By mapping the supply chains of the four critical materials, calculating a vulnerability index, and using a network flow optimization to bound uncertainties, the study finds that production at multiple supply chain steps is highly concentrated in single countries. In particular, production at multiple stages of the supply chain across battery technologies occurs in China, primarily due to its role in materials refining and cathode production.

“Our approach provides a new measure of energy security as we move beyond fossil fuels,” says Karplus, a professor of engineering and public policy and associate director of the Wilton E. Scott Institute for Energy Innovation.

Three-column chart showing the mineral extraction process from raw material to cathode production. Primary extraction comes primarily from Australian, with post-trade being placed largely in China. Refined material is largely processed in China. However, Chile is third in all categories.

Source: Nature Communications

A Sankey diagram for global flows of lithium that available data suggest are involved in battery material supply chains.

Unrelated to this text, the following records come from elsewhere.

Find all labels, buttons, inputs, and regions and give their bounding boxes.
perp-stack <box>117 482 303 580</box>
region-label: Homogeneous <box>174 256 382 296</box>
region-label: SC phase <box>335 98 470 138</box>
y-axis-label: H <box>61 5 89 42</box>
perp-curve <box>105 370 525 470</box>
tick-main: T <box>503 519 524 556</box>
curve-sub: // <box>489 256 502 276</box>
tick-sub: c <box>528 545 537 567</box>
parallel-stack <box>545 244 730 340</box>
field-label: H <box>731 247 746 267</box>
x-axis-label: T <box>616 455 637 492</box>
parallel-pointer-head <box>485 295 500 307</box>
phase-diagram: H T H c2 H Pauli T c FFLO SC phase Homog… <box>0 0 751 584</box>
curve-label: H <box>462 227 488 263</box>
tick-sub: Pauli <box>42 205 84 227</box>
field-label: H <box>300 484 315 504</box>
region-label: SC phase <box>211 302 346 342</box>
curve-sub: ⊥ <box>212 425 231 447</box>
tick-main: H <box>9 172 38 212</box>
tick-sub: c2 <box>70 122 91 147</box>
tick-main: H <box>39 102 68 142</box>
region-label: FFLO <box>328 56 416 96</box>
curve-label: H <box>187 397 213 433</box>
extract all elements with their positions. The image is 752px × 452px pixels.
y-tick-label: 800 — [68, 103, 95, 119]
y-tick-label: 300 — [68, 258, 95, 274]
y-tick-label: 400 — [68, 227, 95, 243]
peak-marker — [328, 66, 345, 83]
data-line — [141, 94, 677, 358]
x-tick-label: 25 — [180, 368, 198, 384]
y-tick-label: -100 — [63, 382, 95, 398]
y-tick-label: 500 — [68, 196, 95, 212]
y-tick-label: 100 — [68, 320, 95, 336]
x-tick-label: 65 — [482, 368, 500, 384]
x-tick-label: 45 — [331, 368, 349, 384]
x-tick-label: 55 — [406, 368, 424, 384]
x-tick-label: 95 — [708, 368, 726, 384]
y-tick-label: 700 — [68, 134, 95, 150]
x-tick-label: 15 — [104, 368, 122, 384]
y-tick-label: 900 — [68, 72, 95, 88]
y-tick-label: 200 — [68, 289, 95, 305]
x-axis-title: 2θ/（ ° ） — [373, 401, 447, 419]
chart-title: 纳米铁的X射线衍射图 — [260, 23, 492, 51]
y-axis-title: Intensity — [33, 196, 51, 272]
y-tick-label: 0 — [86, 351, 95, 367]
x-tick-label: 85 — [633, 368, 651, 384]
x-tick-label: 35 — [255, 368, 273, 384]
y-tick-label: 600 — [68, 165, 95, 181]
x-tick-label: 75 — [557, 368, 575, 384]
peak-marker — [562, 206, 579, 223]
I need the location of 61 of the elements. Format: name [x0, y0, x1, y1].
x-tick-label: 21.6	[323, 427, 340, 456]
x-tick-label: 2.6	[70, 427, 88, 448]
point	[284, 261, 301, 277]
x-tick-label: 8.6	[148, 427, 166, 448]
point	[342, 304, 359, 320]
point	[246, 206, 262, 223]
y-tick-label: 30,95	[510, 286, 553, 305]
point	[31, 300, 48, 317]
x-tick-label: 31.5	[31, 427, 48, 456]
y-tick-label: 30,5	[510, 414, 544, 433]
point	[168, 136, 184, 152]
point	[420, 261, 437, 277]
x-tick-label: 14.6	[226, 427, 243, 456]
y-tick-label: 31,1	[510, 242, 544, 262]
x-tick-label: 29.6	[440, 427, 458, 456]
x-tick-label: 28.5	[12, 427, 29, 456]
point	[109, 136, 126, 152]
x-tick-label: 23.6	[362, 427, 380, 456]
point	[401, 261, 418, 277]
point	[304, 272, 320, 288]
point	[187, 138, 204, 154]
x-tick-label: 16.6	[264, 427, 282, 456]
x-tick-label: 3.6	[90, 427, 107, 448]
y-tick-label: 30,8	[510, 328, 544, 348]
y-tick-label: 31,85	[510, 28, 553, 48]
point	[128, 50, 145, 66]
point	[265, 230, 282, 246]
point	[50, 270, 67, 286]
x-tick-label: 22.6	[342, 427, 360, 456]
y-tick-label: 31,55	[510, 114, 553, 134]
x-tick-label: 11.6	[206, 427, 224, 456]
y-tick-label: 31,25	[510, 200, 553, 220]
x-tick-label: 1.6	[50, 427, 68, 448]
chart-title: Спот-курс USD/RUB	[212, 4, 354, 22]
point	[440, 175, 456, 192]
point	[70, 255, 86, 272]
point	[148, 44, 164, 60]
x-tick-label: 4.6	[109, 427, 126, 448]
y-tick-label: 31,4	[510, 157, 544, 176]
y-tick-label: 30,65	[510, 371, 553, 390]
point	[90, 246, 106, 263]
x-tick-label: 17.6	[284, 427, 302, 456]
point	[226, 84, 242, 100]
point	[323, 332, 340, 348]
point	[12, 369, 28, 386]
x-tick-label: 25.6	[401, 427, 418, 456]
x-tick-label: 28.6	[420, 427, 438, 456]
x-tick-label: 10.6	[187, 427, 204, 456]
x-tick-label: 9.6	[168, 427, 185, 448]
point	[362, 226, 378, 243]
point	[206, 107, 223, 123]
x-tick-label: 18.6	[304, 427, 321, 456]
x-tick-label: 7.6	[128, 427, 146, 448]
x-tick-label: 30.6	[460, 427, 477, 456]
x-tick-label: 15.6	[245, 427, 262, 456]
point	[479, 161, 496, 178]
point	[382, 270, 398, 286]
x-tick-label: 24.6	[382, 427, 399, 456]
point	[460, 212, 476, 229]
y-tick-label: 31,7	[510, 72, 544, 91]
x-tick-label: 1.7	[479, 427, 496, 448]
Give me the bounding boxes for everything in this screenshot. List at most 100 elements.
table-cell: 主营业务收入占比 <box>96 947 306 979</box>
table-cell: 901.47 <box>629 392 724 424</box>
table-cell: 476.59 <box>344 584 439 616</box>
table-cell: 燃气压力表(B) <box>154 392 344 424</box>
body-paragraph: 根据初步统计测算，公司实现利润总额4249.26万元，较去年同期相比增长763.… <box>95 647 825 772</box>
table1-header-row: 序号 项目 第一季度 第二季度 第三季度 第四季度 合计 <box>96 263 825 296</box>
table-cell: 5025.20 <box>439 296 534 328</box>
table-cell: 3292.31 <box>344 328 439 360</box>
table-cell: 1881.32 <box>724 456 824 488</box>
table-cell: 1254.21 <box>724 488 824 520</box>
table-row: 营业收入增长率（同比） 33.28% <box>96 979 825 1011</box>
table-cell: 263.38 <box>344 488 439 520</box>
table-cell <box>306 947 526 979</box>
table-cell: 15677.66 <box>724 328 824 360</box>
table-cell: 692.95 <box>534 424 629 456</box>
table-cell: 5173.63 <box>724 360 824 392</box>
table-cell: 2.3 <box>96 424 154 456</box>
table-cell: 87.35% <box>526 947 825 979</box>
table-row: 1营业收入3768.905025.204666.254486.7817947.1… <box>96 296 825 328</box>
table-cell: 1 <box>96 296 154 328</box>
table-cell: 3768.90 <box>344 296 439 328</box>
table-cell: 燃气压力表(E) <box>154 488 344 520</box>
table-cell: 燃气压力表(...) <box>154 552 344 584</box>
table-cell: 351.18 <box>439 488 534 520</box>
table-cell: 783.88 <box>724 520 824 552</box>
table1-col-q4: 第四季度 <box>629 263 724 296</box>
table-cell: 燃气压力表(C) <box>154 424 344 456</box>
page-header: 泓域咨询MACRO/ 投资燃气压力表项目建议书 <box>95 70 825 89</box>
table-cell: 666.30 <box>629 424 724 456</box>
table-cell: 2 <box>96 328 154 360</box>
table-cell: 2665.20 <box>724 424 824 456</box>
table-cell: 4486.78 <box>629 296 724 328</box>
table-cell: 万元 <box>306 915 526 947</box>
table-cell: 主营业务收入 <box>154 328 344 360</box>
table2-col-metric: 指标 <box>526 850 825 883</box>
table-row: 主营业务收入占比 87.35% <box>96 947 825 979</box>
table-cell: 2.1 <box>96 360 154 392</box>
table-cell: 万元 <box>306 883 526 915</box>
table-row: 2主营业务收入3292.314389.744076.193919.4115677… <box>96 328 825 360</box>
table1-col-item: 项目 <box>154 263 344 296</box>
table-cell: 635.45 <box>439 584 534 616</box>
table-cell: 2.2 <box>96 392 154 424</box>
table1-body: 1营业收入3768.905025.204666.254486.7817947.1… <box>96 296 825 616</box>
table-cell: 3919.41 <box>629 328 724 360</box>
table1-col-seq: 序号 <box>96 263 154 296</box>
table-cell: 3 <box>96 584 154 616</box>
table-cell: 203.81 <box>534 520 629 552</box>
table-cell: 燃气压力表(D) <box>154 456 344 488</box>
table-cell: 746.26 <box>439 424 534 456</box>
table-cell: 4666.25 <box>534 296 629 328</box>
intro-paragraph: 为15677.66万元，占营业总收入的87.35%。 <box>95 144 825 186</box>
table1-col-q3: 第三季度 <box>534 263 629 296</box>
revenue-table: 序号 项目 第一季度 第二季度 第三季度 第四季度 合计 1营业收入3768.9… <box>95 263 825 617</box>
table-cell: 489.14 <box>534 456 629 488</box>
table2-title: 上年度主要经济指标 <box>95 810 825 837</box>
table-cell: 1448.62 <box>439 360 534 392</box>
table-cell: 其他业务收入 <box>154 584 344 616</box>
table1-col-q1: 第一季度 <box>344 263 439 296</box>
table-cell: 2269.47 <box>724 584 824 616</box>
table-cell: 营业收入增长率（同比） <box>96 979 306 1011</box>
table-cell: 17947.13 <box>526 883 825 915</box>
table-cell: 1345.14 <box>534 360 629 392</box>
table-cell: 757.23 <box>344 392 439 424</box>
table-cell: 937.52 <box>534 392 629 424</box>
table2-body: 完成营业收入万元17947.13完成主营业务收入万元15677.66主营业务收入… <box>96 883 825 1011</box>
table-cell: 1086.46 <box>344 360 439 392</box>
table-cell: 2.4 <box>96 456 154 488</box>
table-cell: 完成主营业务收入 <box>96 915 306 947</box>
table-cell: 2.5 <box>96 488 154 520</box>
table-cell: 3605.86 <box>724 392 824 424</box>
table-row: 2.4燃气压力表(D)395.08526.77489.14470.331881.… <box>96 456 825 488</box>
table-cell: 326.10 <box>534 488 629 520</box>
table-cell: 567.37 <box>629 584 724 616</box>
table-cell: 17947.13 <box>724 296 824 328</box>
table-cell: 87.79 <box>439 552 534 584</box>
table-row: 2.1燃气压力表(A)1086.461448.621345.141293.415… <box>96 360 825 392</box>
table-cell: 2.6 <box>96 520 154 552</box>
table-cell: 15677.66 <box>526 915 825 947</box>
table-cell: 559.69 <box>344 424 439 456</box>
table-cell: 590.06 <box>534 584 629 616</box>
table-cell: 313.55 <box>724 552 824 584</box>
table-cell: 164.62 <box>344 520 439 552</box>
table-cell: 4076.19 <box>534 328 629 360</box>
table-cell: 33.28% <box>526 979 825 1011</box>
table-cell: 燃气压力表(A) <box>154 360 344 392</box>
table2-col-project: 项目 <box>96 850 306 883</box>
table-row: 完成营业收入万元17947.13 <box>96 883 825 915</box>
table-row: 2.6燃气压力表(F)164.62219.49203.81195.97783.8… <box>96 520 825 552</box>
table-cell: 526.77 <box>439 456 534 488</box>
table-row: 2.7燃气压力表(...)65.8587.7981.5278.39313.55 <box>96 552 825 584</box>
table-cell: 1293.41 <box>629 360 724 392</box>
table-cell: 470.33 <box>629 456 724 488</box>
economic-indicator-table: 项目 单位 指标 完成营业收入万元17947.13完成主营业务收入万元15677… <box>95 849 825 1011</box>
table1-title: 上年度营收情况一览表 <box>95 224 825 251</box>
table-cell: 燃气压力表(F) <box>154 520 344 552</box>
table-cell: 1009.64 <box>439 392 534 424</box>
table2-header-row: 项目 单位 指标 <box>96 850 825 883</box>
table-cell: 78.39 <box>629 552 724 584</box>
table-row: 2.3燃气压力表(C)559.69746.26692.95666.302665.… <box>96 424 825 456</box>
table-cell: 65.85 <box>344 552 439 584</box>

A supply chain disruption centered in one country could occur for any number of reasons, ranging from geopolitical strategy to political or economic instability, a natural disaster, or another pandemic. Last year, China restricted exports of graphite, another key material used in batteries. Countries that make EVs, like the U.S., have an interest in diversifying supply chains to reduce disruption risks such as this.

Additionally, the research finds that the levels of vulnerability vary based on the lithium-ion battery chemistry. For example, the LFP chemistry may currently be more vulnerable to supply disruptions in China, but NMC chemistries depend on more critical materials, resulting in more pathways for disruptions from other countries to affect the supply chain, such as the Democratic Republic of Congo or South Africa.

As efforts are made to diversify the supply chain and incentivize domestic production, the authors note that a comprehensive approach must be considered beyond battery cell and pack production, including minerals extraction, processing, and component production.

“The U.S. Inflation Reduction Act provides major incentives to diversify the supply chain and build more batteries in the U.S.,” says Michalek. “We’re actively working to analyze how this policy may incentivize changes in different parts of the supply chain and in battery technology.”

The findings in this research can be useful to policymakers as they seek to identify specific bottlenecks, key relationships, and potential levers for reduction of supply chain vulnerabilities.